I really love how passionate and enthusiastic you are about mathematics, thank you for your videos ! :)
Suppose matrix [[0, -1], [1, 0]] corresponded by imaginary unit. Those, ln of rotation is also similar to ln of e^{it) (which is [[cost, -sint], [sint, cost]]). If I take ln of e^{it}, I get "i*t", which is also looks like matrix [[0, -1], [1, 0]], multiplied by angle "t" (if we use principled branch). Nice one :)
When you put it that way, it's obvious. I wonder if the other SO(n) correspond to exponentials of the "imaginary" part of some algebraic structure that can be modeled in nxn matrices.
You are simply awesome❤
feel nostalgic about chalk handprints on black shirt
More Lie Algebra content plz!!!
Hi Dr. Peyam!
What a miracle!
Very cool application 👍
That answer makes sense from the ln of a complex number with modulus 1, which is the argument of the number times the complex number with modulus 1 and argument pi/2. I think the same argument that the differential equation for exp gives circular motion when you plug in t times a right angle rotation applies to the matrix sort of rotation as to the complex plane multiplication sort of rotation, and ln being the inverse must extract "turn exactly left" times how far to turn.
I always think of complex numbers when I think of rotations, so this would be ln(e^{iπ/2}), but since i can be represented as a matrix I think these are equivalent
Just did the math, and if my math is correct then your final result is a matrix representation of iπ/2
anyone who's done quantum angular momentum homework already knows the eigenvalues of rotations.

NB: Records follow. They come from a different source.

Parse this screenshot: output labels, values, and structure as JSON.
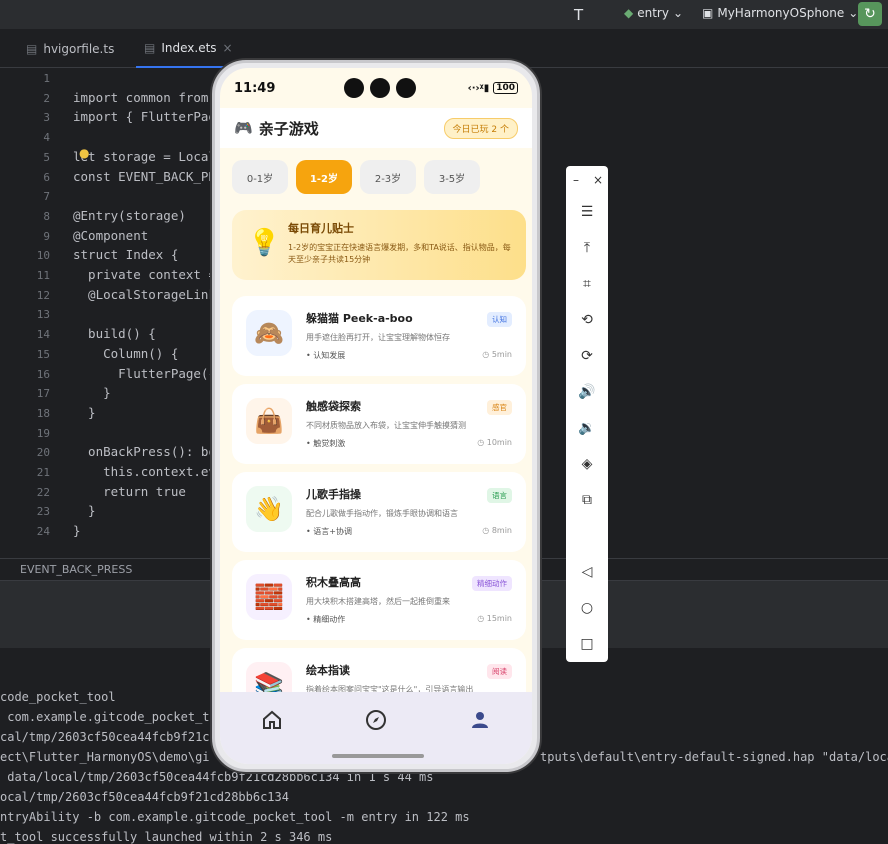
{
  "topbar": {
    "module": "entry",
    "device": "MyHarmonyOSphone"
  },
  "tabs": [
    {
      "label": "hvigorfile.ts"
    },
    {
      "label": "Index.ets"
    }
  ],
  "editor": {
    "line_numbers": [
      "1",
      "2",
      "3",
      "4",
      "5",
      "6",
      "7",
      "8",
      "9",
      "10",
      "11",
      "12",
      "13",
      "14",
      "15",
      "16",
      "17",
      "18",
      "19",
      "20",
      "21",
      "22",
      "23",
      "24"
    ],
    "lines": [
      "",
      "import common from",
      "import { FlutterPag",
      "",
      "let storage = Local",
      "const EVENT_BACK_PR",
      "",
      "@Entry(storage)",
      "@Component",
      "struct Index {",
      "  private context =",
      "  @LocalStorageLink",
      "",
      "  build() {",
      "    Column() {",
      "      FlutterPage({",
      "    }",
      "  }",
      "",
      "  onBackPress(): bo",
      "    this.context.ev",
      "    return true",
      "  }",
      "}"
    ]
  },
  "breadcrumb": "EVENT_BACK_PRESS",
  "terminal": [
    "code_pocket_tool",
    " com.example.gitcode_pocket_t",
    "cal/tmp/2603cf50cea44fcb9f21c",
    "ect\\Flutter_HarmonyOS\\demo\\gi",
    " data/local/tmp/2603cf50cea44fcb9f21cd28bb6c134 in 1 s 44 ms",
    "ocal/tmp/2603cf50cea44fcb9f21cd28bb6c134",
    "ntryAbility -b com.example.gitcode_pocket_tool -m entry in 122 ms",
    "t_tool successfully launched within 2 s 346 ms"
  ],
  "terminal_tail": "tputs\\default\\entry-default-signed.hap \"data/local",
  "phone": {
    "time": "11:49",
    "battery": "100",
    "app_title": "亲子游戏",
    "played_badge": "今日已玩 2 个",
    "age_tabs": [
      "0-1岁",
      "1-2岁",
      "2-3岁",
      "3-5岁"
    ],
    "selected_age": "1-2岁",
    "tip": {
      "title": "每日育儿贴士",
      "body": "1-2岁的宝宝正在快速语言爆发期，多和TA说话、指认物品，每天至少亲子共读15分钟"
    },
    "games": [
      {
        "title": "躲猫猫 Peek-a-boo",
        "desc": "用手遮住脸再打开，让宝宝理解物体恒存",
        "tag": "认知发展",
        "time": "5min",
        "badge": "认知",
        "icon": "🙈",
        "bg": "#eef4ff",
        "badge_bg": "#e3edff",
        "badge_color": "#3d6fe0"
      },
      {
        "title": "触感袋探索",
        "desc": "不同材质物品放入布袋，让宝宝伸手触摸猜测",
        "tag": "触觉刺激",
        "time": "10min",
        "badge": "感官",
        "icon": "👜",
        "bg": "#fff5ea",
        "badge_bg": "#fff0da",
        "badge_color": "#d98414"
      },
      {
        "title": "儿歌手指操",
        "desc": "配合儿歌做手指动作，锻炼手眼协调和语言",
        "tag": "语言+协调",
        "time": "8min",
        "badge": "语言",
        "icon": "👋",
        "bg": "#eefaf1",
        "badge_bg": "#e0f6e6",
        "badge_color": "#2a9d52"
      },
      {
        "title": "积木叠高高",
        "desc": "用大块积木搭建高塔，然后一起推倒重来",
        "tag": "精细动作",
        "time": "15min",
        "badge": "精细动作",
        "icon": "🧱",
        "bg": "#f6f0ff",
        "badge_bg": "#efe5ff",
        "badge_color": "#8a56d8"
      },
      {
        "title": "绘本指读",
        "desc": "指着绘本图案问宝宝\"这是什么\"，引导语言输出",
        "tag": "",
        "time": "",
        "badge": "阅读",
        "icon": "📚",
        "bg": "#fff0f3",
        "badge_bg": "#ffe6ec",
        "badge_color": "#d8436b"
      }
    ]
  },
  "colors": {
    "accent": "#f6a40e",
    "ide_bg": "#1e1f22",
    "ide_tab_active": "#3574f0"
  }
}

So here you have the spherical vector basis (not to be confused with spherical coordinates) in 2D....3D is a bit richer.
Nice :-) Wondered if the log gave the infinitesimal generator of all rotations and an small experiment in Maple confirms. m is your matrix logarithm, then with(LinearAlgebra):MatrixExponential(phi*m) gives a generic rotation. For phi=1 your starting point half pi rotation (90º) is recovered and for phi=4 would be 2pi radians rotation. Satisfying!
Awesome 👌
so cool!
THANK YOU!
Thank you very much.
MONOTONE FUNCTION ON R WHICH IS DISCONTINUOUS AT EVERY RATIONAL NUMBERS EXAMPLE EXPLANATION SIR PLEASE (NEXT VIDEO)
No
LOG(BASE = -2, VALUE = -8) ---> (1)
can be written as
= LN(-8)/LN(-2)
we know that LN(-K) = LN(K) + i(pi + 2N(pi))
N belongs to Z -> INTEGERS
so,
= [LN(8) + i((pi) * (1 + 2N))]/[LN(2) + i((pi) * (1 + 2M))] ---> (2)
for M, N belongs to Z
but simple overview of eqn(1) says it simply equals to +3
this case is possible in eqn(2) when both M & N is equal to (-1/2) which doesn't belongs to Z
so eqn(2) doesn't give real valued solution, but only complex solution, which is equivalent to the statement that eqn(1) has only complex solutions!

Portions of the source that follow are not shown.